JOHN DAVIS: These days, it seems like every automaker offers a plug-in electric model. Well now, we’re seeing an upturn in the number of larger passenger vehicles making that EV switch too. So, for millions of school students, that means their ride to school is about to get cleaner and quieter.
Nearly every day, in virtually every community and neighborhood around the country, 500,000 yellow buses hit the streets, transporting 26 million children to and from school. Taken as a whole, school buses make up the nation’s largest public transportation network, but about 95% of those buses run on diesel fuel. That puts the most vulnerable members of our populace at risk for respiratory problems and other issues linked to breathing exhaust fumes.
The recent growth of electrification for cars and trucks presents an opportunity to change that, and the recent infrastructure law includes two and a half billion dollars in federal aid, specifically to help school districts purchase zero emission electric school buses and an equal amount for other low emission and electrified vehicles.
But making the electric switch requires education for those who will manufacture, purchase and use those buses, and that’s where programs like MEEP come into play. MEEP is the Mid-Atlantic Electric School Bus Experience Project, spearheaded by the Virginia Clean Cities coalition and begun with funding from the US Department of Energy in 2019.
MEEP is working with bus manufacturers, school districts, and other partners to provide hands-on experience and extended demonstration loans of electric school buses to school bus fleets throughout Virginia, Maryland, DC, Pennsylvania, and New Jersey over the next two years.
ALLEYN HARNED: We’ve kicked off the program and already done more than twenty successful demonstrations, as well as six virtual events. This has led to the deployment of 100 electric school buses within the region.
JOHN DAVIS: This bus, known as Jouley, is manufactured by Thomas Built Buses in North Carolina, using an electric propulsion system developed by Proterra, and already proven through 8 million service miles on electric transit buses across America. Jouley has a driving range of about 138 miles and can recharge in just 3 hours using a DC fast charger.

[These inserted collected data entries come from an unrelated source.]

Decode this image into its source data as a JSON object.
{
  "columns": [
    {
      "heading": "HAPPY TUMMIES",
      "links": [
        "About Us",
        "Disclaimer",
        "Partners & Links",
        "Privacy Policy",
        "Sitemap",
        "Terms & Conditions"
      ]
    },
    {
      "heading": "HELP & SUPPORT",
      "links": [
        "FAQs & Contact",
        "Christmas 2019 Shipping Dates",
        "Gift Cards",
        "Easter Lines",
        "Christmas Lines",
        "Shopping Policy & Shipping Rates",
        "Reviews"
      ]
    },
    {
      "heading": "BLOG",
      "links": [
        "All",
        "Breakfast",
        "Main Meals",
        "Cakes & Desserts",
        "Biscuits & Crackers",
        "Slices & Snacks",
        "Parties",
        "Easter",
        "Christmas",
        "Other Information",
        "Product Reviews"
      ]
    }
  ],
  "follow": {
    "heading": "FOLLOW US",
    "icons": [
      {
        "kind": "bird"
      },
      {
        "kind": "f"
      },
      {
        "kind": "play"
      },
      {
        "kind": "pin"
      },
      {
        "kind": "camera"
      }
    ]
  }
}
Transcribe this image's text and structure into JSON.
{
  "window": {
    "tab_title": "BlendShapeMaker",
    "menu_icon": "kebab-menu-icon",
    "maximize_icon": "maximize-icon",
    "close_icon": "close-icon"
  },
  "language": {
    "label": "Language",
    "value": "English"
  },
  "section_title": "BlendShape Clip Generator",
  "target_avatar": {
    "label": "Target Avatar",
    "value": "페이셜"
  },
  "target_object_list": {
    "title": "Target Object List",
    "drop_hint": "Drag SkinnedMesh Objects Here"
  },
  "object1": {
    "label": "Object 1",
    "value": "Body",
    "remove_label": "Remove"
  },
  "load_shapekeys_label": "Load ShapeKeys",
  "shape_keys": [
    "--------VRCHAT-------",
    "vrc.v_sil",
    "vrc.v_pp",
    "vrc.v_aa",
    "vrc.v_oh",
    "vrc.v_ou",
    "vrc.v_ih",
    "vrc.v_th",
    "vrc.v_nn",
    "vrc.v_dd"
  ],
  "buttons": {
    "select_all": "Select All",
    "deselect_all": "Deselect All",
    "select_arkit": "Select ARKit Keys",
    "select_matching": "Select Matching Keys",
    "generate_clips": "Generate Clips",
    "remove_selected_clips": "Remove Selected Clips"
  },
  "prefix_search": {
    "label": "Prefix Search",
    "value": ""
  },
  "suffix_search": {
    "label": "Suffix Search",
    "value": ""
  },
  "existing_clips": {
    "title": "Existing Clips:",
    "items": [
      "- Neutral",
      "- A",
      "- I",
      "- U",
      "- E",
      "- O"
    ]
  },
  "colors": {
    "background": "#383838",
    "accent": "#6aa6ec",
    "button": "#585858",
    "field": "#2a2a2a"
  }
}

JIM BEASLEY: Well, the routes that it runs. It runs in the AM and the PM mostly, predominantly. They’re easy to charge because there’s downtime in between, and they’re sitting overnight. They’re quiet, they run through the neighborhoods, and they’re non-polluters.
JOHN DAVIS: The electrification of school buses is gaining a groundswell of support from community leaders, parents and the students themselves.
SPEAKER: I am so proud of our students and the awareness they have, and they know now is the time to take the environmental legacy into their hands.
PAUL D’ANDRADE: And the main thing is about our kids, you know. We want them to have the opportunity to have zero emission buses, to have a nice quiet ride, and less effects on their health.
Our total amount of buses is just over 1600. We have eight electric buses, and we have ten we should get sometime next school year, and we put in the application for another grant for an additional ten.
JOHN DAVIS: Electrifying our nation’s school bus fleet won’t happen overnight. That two and a half billion dollars is expected to add about 10,000 electric buses to the national total over the next five years; but it’s an investment that will continue to pay huge dividends in awareness and one that will drive us towards a cleaner future for generations to come.